Amateur Hour at MWW…

It’s amateur hour at Monster Worldwide’s HQ and Sal Iannuzzi and the Sopranos have some damage control to do.

While working at my computer Friday afternoon (3:45pm to be exact), an email flew across that my trade for the October PUTS executed. I was stunned! I had a “Good Till Cancel” trade for the October $7 PUTS at .60/share. They were trading around .25 earlier in the day. What would cause those options to almost triple in such short order? I quickly went to look the price action on MWW and sure enough the price fell off a cliff (13+%) from over $8 to below $7. But there was no news. What happened?

I shot an email out to my peeps and within minutes, one of them forwarded “tweets” from Twitter saying that Monster apparently rejected a deal from Private Equity for $10/share. Talks between Private Equity and Monster had been going on for quite some time, but once the deal was rejected investors dumped the stock.

This is what I wrote in my posting on July 11th: “The belief inside Monster is that Private Equity will try to scoop it up. I put the over/under on any deal at $11/share. That would give Fat Sal $15 million for literally destroying (in my opinion) a company. If anyone wants to measure the Return On Investment (ROI) for making a bad hire, look no further than Sal Iannuzzi.” (http://bit.ly/RKnDbW)

Looks like I was giving Monster a 10% premium.

The aftermath of this deal collapsing is going to be very interesting. For those who don’t know me personally, I hang around with very smart people. They raise my level and I (of course) lower theirs. In our bantering thread about MWW’s stock collapse Friday, this fabulous point was made.

“MWW thinks they are worth more than $10 per share, so they rejected the bid. Investors clearly think it’s worth less than that, hence the stock price decline. If it was a BS low-ball offer, and investors agreed, then management rejecting it would actually increase the stock price and increase investor confidence in management. What this decline means to me is that there were a high percentage of investors who were in the stock for no reason other than a potential buyout and bailed when they saw it’s less likely to happen. If the market thought there was a suitor willing to go north of $10, they would stick with it.”

Reread that last paragraph and let it sink in. This is not just a fabulous point, it is brilliant! (http://www.youtube.com/watch?v=3DPKf7y1F-Q)

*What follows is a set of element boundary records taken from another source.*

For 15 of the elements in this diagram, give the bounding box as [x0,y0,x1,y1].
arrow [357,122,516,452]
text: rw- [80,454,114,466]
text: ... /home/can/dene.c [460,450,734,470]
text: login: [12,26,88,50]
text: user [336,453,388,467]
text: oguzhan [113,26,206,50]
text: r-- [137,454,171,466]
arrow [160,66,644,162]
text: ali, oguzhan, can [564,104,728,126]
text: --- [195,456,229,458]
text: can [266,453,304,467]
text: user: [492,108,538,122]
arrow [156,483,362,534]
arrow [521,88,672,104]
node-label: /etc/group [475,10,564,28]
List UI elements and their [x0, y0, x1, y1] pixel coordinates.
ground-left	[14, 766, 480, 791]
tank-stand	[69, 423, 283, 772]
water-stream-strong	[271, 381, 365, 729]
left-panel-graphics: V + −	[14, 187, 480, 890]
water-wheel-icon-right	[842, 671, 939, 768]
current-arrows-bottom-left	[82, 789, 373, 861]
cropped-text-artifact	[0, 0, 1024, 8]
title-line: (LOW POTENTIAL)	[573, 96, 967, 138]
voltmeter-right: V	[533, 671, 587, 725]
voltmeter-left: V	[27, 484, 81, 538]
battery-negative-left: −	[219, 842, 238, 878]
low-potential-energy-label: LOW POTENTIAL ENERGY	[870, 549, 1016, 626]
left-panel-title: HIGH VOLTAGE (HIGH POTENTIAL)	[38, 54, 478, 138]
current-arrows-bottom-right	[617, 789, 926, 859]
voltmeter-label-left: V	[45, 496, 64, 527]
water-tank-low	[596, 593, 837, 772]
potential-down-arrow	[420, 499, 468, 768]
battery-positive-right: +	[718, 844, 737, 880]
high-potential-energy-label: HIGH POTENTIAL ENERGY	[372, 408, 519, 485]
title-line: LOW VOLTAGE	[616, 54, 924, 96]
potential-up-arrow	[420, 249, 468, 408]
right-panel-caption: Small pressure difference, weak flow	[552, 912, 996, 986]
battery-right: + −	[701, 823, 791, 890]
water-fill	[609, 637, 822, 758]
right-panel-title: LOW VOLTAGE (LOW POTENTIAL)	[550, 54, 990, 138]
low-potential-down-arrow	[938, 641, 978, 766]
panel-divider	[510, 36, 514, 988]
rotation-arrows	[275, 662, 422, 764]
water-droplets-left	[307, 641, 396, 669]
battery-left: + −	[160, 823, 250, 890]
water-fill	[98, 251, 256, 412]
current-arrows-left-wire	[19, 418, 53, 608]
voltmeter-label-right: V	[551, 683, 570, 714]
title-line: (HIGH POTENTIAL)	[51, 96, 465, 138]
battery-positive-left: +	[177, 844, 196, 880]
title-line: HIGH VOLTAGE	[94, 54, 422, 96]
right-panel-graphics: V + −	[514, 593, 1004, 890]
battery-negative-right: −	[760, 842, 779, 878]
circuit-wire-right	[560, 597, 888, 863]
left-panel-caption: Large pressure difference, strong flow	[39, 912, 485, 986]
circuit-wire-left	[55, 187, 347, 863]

So Sal Iannuzzi can say whatever he wants, but now he has to deliver a deal north of $10/share. From experience I can tell you that buyouts are marathons. Hopefully, for the sake of the shareholders, customers, and employees, he puts down the cannoli and rolls up his sleeves.

Ironically, this also comes on the heels that MGS has been independently shopping itself too. Reliable, yet unconfirmed sources tell me that MGS is pushing a price tag that is simply too hard to swallow. My guess is that MGS Senior Management has been promised a huge commission for helping MWW divest of its government practice.

If MGS were to sell, what name would they use? Munchkin Government Solutions? Minion? Nope, if they sell, which is doubtful given the ever changing landscape, they should simply go back to being called QuickHire.

As another peep quipped, “MGS isn’t investing in their products when they are shopping the company.”

And, this from a 3rd peep: “MGS customers are fed (no pun intended) up with being treated like the step-child and are looking for other alternatives in the marketplace. MGS needs to find a suitor fast while it still has customers to service.”

I’ve said it before and I’ll say it again. I’m the only one who can save MGS. BTW, I’m not calling MGS.

But for now the amateurs in NYC are wallowing in their glory of having spurned a deal. We’ll see what the coming weeks bring, but for those in the Fed HR space be prepared for more let downs.